Yukio affirme ne pas avoir eu le choix : « Si j’ai un travail à faire et que je peux le finir en huit heures, alors je peux partir. Si je ne peux pas, je dois rester ». La situation de Yukio n’est pas rare: le Japon est le pays des heures supplémentaires (souvent non payées). Yukio a dû aller à l’hôpital pour une opération de l’estomac. Je suis allé lui rendre visite et je suis tombé sur un de ses chefs, venu lui rendre visite aussi. Le chef lui demandait de revenir au plus vite au travail. Je crois que Yukio n’a pas pris tous les jours de convalescence autorisés. Il a fait aussi par la suite, une dépression nerveuse. Il n’arrivait plus à dormir. « Je suis devenu si fatigué, disait-il, aussi bien physiquement que mentalement que je pleurais sans raison, sans savoir pourquoi mes larmes coulaient ». Pour beaucoup de salariés japonais, ces heures supplémentaires (souvent non payées) sont considérées comme un devoir, comme le sacrifice de soi, où la performance de l’entreprise est mise au-dessus de l’individu lui-même.

Des solutions politiques

Le gouvernement japonais a décidé de lutter contre ce fléau des longues heures de travail, en préparant une loi pour « forcer » les travail-leurs à prendre cinq jours de congé minimum par an.

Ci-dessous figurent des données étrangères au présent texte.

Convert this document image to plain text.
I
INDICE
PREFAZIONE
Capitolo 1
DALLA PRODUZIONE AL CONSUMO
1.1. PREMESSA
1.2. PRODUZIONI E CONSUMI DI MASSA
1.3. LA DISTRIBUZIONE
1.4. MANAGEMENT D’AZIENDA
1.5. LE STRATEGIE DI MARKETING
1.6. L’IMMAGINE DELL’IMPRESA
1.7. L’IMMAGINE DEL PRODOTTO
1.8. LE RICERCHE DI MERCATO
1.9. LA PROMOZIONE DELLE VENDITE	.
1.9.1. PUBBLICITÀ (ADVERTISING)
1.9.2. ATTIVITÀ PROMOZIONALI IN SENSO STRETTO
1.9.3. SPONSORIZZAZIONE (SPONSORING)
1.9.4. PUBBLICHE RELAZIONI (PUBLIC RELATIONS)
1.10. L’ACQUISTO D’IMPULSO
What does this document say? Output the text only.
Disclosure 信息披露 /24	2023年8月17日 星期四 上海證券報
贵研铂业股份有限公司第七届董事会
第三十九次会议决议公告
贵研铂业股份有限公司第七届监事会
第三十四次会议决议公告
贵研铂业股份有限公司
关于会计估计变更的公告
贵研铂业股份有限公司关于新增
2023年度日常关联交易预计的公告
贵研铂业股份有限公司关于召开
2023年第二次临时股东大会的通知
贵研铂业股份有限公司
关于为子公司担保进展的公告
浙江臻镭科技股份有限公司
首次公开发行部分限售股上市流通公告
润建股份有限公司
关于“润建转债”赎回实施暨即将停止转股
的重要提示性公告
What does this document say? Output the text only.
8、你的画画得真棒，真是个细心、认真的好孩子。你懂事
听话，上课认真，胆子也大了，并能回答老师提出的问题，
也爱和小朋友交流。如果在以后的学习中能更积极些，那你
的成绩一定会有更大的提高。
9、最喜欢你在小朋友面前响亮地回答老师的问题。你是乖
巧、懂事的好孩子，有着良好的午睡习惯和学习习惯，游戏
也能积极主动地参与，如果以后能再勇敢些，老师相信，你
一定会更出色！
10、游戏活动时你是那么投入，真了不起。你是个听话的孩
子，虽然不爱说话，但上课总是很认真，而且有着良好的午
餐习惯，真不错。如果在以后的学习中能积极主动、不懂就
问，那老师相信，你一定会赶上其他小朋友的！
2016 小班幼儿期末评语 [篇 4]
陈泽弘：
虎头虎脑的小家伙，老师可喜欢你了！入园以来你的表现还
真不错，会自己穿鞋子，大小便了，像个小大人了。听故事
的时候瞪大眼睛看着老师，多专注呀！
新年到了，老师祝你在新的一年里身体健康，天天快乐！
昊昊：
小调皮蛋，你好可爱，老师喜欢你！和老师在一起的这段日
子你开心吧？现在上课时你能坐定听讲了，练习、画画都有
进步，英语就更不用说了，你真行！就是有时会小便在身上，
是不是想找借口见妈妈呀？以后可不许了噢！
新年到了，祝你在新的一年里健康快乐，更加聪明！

Si elle est votée, la loi n’entrera cependant en vigueur que l’an prochain. La nouvelle loi ne concerne toutefois pas les salariés à temps partiel.

Au Japon, les travailleurs ont en principe 20 jours de congés payés par an, s’ils ont au moins six ans et demi d’ancienneté. Toutefois, moins de la moitié de l’ensemble des vacances sont prises par les salariés.

La réputation de « besogneux » des Japonais n’est pas un mythe. Nombreux sont les salariés qui culpabilisent à l’idée de s’absenter de leur entreprise, redoutant d’être perçus comme « celui qui se repose en laissant trimer les autres à sa place ». Ces conditions de vie changent sous la pression des relations internationales, mais très lentement, les mentalités aussi changent mais c’est encore plus lent. Les jeux olympiques de 2020, à Tokyo, pourraient avoir un effet bénéfique. Ne pas perdre la face en regard de tous ces visiteurs étrangers qui prennent leurs jours de congé pourrait être un ressort puissant de changement. Marcel Kauss, dans son article parle des « dépen  dants de l’alcool » et des « drogués ». On pourrait parler, ici, des « drogués de travail ».